Recall the Pythagorean identity,
[tex]\sin^2(\theta) + \cos^2(\theta) = 1[/tex]
Since [tex]\theta[/tex] belongs to Q3, we know both [tex]\sin(\theta)[/tex] and [tex]\cos(\theta)[/tex] are negative. Then
[tex]\cos(\theta) = -\sqrt{1 - \sin^2(\theta)} = -\dfrac7{25}[/tex]
Recall the half-angle identities for sine and cosine,
[tex]\sin^2\left(\dfrac\theta2\right) = \dfrac{1 - \cos(\theta)}2[/tex]
[tex]\cos^2\left(\dfrac\theta2\right) = \dfrac{1 + \cos(\theta)}2[/tex]

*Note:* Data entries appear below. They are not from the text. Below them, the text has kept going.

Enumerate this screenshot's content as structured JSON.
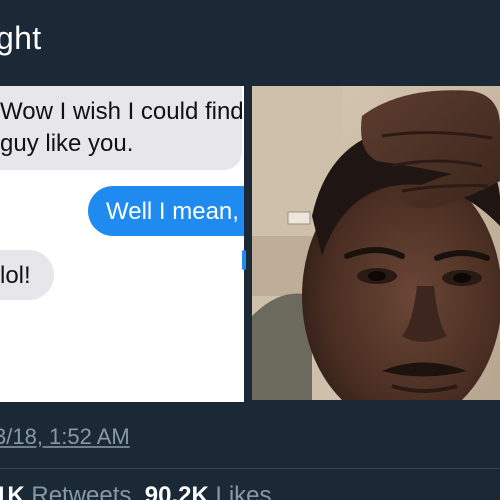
{
  "header": {
    "title": "ght"
  },
  "messages": {
    "received_line1": "Wow I wish I could find",
    "received_line2": "guy like you.",
    "sent": "Well I mean,",
    "received_short": "lol!"
  },
  "tweet": {
    "timestamp": "3/18, 1:52 AM",
    "retweets_count": "1K",
    "retweets_label": "Retweets",
    "likes_count": "90.2K",
    "likes_label": "Likes"
  },
  "colors": {
    "background": "#1b2836",
    "sent_bubble": "#1f8bf0",
    "received_bubble": "#e6e6eb",
    "meta_text": "#8899a6"
  }
}
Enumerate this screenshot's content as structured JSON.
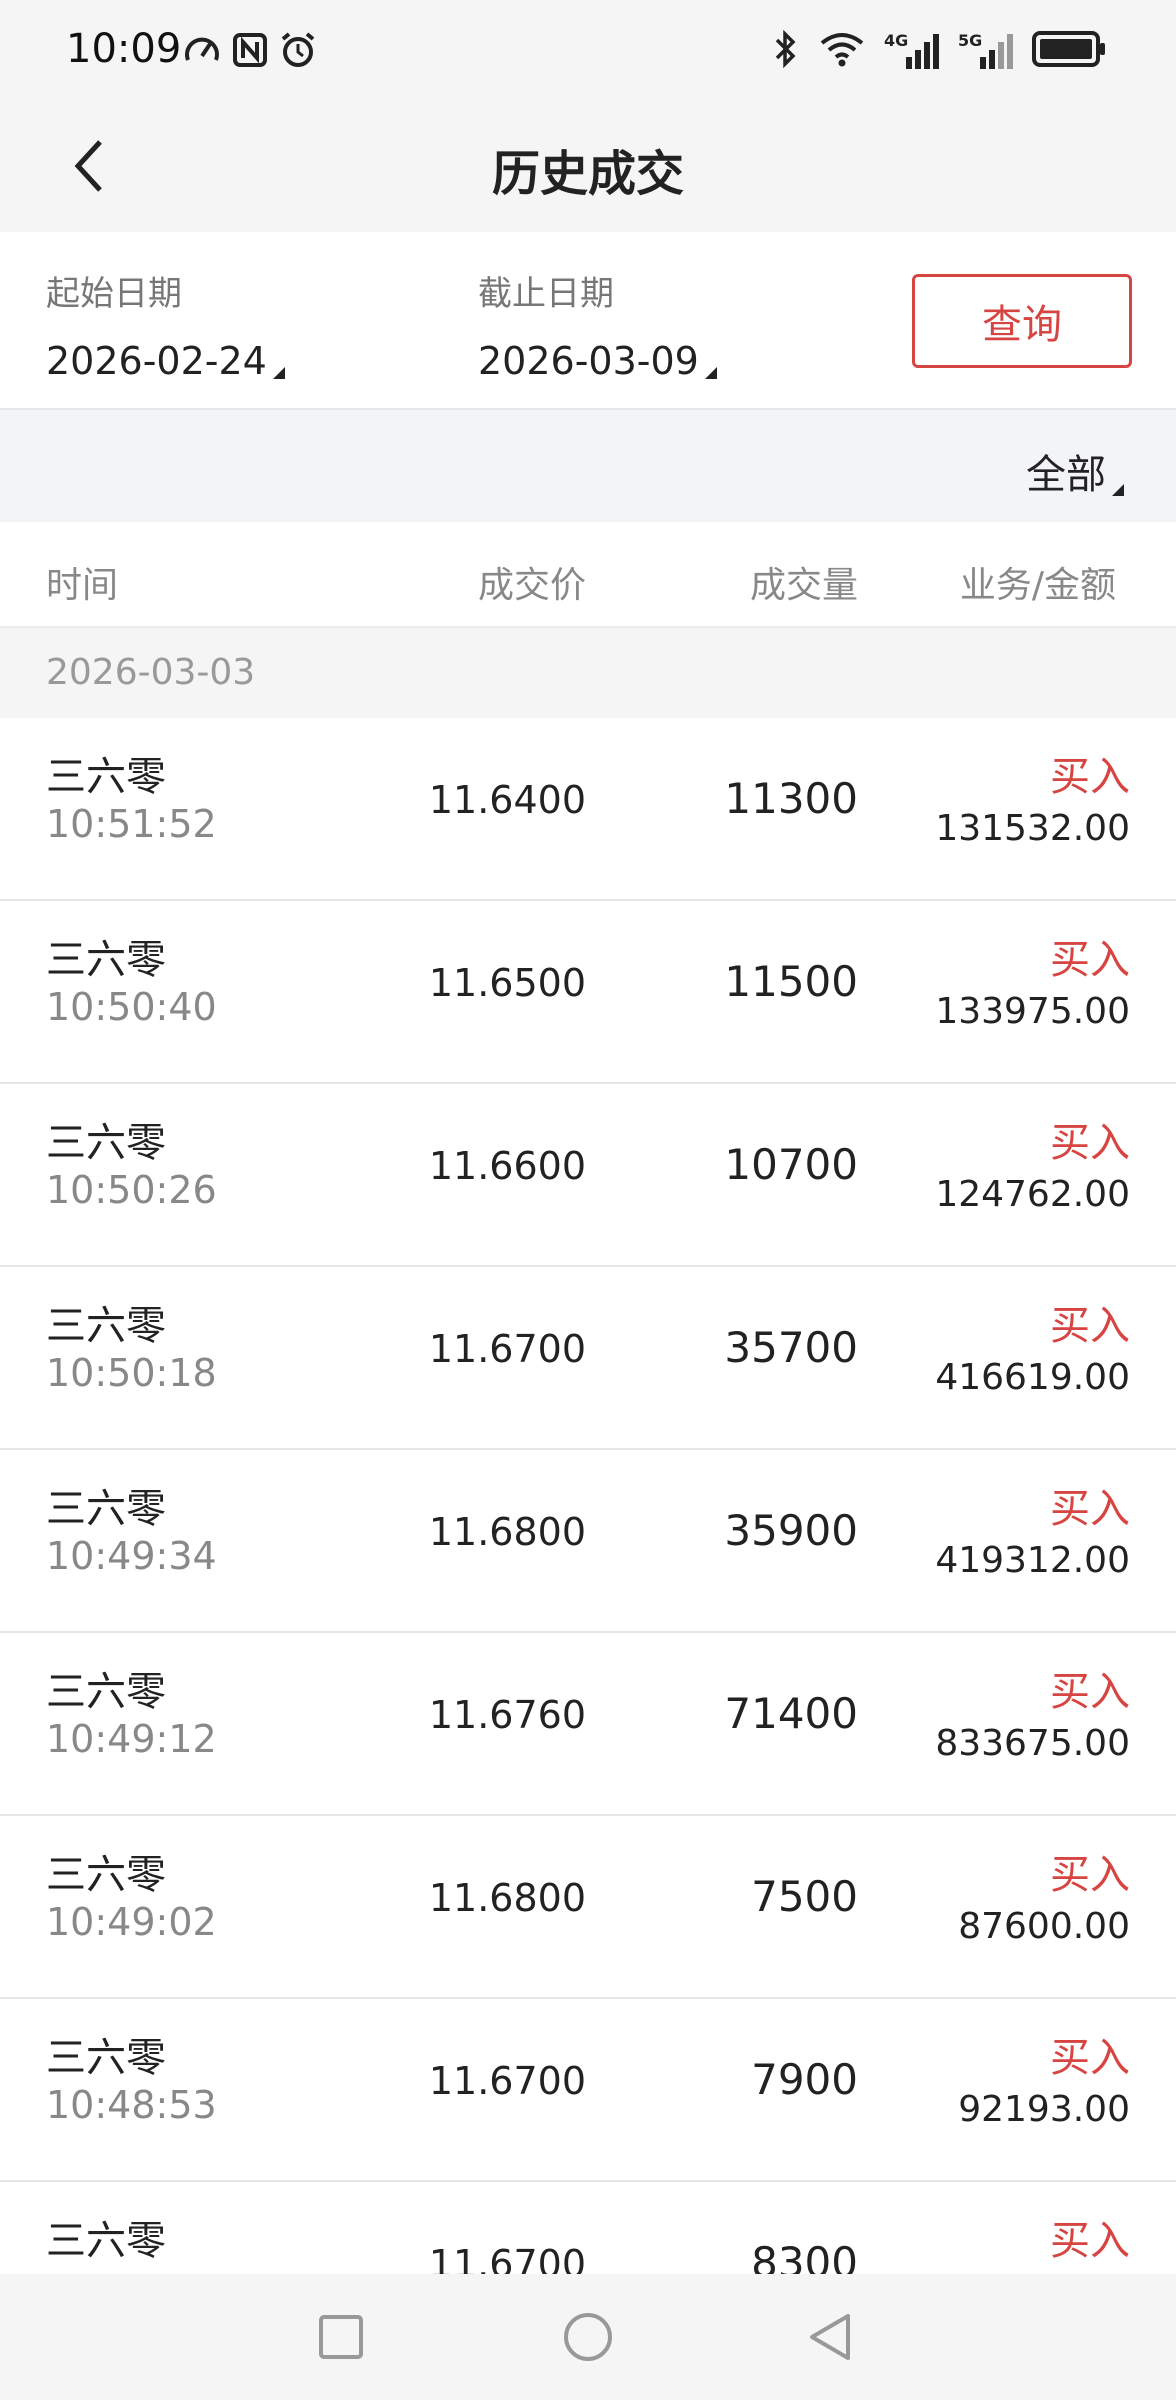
{
  "status_bar": {
    "time": "10:09",
    "icons_left": [
      "speedometer-icon",
      "nfc-icon",
      "alarm-icon"
    ],
    "icons_right": [
      "bluetooth-icon",
      "wifi-icon",
      "signal-4g-icon",
      "signal-5g-icon",
      "battery-icon"
    ],
    "signal_4g_label": "4G",
    "signal_5g_label": "5G"
  },
  "nav": {
    "title": "历史成交",
    "back_icon": "chevron-left-icon"
  },
  "date_filter": {
    "start_label": "起始日期",
    "start_value": "2026-02-24",
    "end_label": "截止日期",
    "end_value": "2026-03-09",
    "query_label": "查询"
  },
  "filter": {
    "selected": "全部"
  },
  "table": {
    "headers": {
      "time": "时间",
      "price": "成交价",
      "volume": "成交量",
      "business": "业务/金额"
    },
    "group_date": "2026-03-03",
    "rows": [
      {
        "name": "三六零",
        "time": "10:51:52",
        "price": "11.6400",
        "volume": "11300",
        "business": "买入",
        "amount": "131532.00"
      },
      {
        "name": "三六零",
        "time": "10:50:40",
        "price": "11.6500",
        "volume": "11500",
        "business": "买入",
        "amount": "133975.00"
      },
      {
        "name": "三六零",
        "time": "10:50:26",
        "price": "11.6600",
        "volume": "10700",
        "business": "买入",
        "amount": "124762.00"
      },
      {
        "name": "三六零",
        "time": "10:50:18",
        "price": "11.6700",
        "volume": "35700",
        "business": "买入",
        "amount": "416619.00"
      },
      {
        "name": "三六零",
        "time": "10:49:34",
        "price": "11.6800",
        "volume": "35900",
        "business": "买入",
        "amount": "419312.00"
      },
      {
        "name": "三六零",
        "time": "10:49:12",
        "price": "11.6760",
        "volume": "71400",
        "business": "买入",
        "amount": "833675.00"
      },
      {
        "name": "三六零",
        "time": "10:49:02",
        "price": "11.6800",
        "volume": "7500",
        "business": "买入",
        "amount": "87600.00"
      },
      {
        "name": "三六零",
        "time": "10:48:53",
        "price": "11.6700",
        "volume": "7900",
        "business": "买入",
        "amount": "92193.00"
      },
      {
        "name": "三六零",
        "time": "",
        "price": "11.6700",
        "volume": "8300",
        "business": "买入",
        "amount": ""
      }
    ]
  },
  "bottom_nav": {
    "icons": [
      "recent-apps-icon",
      "home-icon",
      "back-icon"
    ]
  },
  "colors": {
    "accent_red": "#d64541",
    "header_bg": "#f5f5f5",
    "filter_bg": "#f3f4f8"
  }
}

Then by definition of tangent,
[tex]\tan^2\left(\dfrac\theta2\right) = \dfrac{\sin^2\left(\frac\theta2\right)}{\cos^2\left(\frac\theta2\right)} = \dfrac{1 - \cos(\theta)}{1 + \cos(\theta)}[/tex]
[tex]\theta[/tex] belonging to Q3 means [tex]180^\circ < \theta < 270^\circ[/tex], or [tex]90^\circ < \theta < 135^\circ[/tex], so that the half-angle belongs to Q2. Then [tex]\sin\left(\frac\theta2\right)[/tex] is positive and [tex]\cos\left(\frac\theta2\right)[/tex] is negative, so [tex]\tan\left(\frac\theta2\right)[/tex] is negative.
It follows that
[tex]\tan\left(\dfrac\theta2\right) = -\sqrt{\dfrac{1 - \cos(\theta)}{1 + \cos(\theta)}} = \boxed{-\dfrac43}[/tex]